No entanto, prefeitos ainda demonstram preocupação com os efeitos da mudança sobre as receitas municipais.

Rodrigo Manga destacou que a reforma impacta diretamente a discussão sobre o pacto federativo. "Essa reforma tributária impacta também no pacto federativo, porque alguns impostos passam agora diretamente para o governo federal", observou.

Durante o evento, a APM promoveu debates sobre os impactos da reforma nas cidades, além de temas como securitização da dívida ativa, educação, saúde e infraestrutura.

"Nós vamos colocar todas as dificuldades, mas também trazer boas práticas para mostrar que tem solução, fortalecendo essa união municipalista em torno daquilo que é mais importante, que é ir a Brasília, enfrentar pautas que vão refletir nos orçamentos municipais e lutar para que a gente tenha mais recursos para os municípios", afirmou Guidone.

União regional

Para os gestores, encontros regionais fortalecem a representatividade política dos municípios, especialmente das cidades menores.

Prefeito de Sarapuí, Gustavo de Souza Barros Vieira ressaltou que municípios de pequeno porte possuem pouca influência individualmente, mas ganham força quando atuam de forma conjunta.

"Eu sou de uma cidade de pequeno porte, com 10,5 mil habitantes.

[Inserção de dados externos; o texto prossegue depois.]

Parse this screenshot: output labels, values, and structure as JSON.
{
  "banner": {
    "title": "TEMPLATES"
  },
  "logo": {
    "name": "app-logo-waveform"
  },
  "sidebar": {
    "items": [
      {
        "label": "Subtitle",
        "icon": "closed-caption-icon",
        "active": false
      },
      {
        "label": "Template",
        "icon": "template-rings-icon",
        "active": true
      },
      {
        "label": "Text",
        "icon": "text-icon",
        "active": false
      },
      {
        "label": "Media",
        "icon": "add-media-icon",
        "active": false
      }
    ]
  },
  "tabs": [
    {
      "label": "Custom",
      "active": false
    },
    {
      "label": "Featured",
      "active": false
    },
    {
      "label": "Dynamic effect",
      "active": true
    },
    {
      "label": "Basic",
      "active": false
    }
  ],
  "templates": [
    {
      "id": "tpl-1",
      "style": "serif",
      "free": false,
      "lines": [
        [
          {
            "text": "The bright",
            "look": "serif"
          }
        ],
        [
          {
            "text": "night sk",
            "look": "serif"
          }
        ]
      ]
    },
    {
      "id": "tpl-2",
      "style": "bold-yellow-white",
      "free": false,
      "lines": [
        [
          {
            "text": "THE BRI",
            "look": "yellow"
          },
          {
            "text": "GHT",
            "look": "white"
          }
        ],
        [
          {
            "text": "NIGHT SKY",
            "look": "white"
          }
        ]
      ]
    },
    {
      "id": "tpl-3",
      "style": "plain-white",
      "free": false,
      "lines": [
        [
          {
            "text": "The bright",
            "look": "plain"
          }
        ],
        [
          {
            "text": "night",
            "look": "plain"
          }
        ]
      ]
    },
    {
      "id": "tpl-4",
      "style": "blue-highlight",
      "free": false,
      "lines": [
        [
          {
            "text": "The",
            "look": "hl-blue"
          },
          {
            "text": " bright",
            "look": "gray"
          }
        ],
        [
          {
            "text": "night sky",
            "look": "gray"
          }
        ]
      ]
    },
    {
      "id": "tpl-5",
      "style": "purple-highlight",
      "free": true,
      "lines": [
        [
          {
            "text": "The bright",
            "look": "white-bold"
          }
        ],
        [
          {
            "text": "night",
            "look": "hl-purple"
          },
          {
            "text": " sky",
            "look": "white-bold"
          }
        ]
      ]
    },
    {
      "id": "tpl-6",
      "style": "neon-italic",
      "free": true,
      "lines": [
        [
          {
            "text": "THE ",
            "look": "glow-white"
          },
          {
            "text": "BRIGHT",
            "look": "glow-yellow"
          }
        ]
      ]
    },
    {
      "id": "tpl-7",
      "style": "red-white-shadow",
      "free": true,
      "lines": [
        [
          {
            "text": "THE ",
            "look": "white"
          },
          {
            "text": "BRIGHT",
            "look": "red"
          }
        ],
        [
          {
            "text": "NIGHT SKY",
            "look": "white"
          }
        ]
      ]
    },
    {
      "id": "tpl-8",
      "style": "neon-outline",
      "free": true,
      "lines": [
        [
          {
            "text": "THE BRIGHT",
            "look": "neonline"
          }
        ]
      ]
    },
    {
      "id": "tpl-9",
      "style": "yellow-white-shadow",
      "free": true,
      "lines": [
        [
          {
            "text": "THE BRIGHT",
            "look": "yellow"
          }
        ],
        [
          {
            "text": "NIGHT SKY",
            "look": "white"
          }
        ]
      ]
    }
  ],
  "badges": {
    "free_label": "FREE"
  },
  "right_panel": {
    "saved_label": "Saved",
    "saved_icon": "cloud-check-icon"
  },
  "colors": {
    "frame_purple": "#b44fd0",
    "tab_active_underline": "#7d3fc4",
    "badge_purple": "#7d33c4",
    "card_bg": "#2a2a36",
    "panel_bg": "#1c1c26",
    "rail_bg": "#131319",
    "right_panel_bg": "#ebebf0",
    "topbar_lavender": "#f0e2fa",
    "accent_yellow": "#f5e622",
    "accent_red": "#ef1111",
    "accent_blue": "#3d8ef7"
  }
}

Um prefeito de uma cidade pequena tem pouca voz num cenário macro, mas reunido com outros prefeitos a gente ganha corpo para transformar temas em relevância para a nossa região", afirmou.

Segundo ele, a dependência de repasses estaduais e federais é uma realidade comum entre os municípios. "A forma como o dinheiro é repartido hoje faz com que o município seja a parte mais frágil dessa divisão. A gente depende dos repasses do Estado e do governo federal, além das emendas parlamentares, para conseguir levar recursos para o município", concluiu.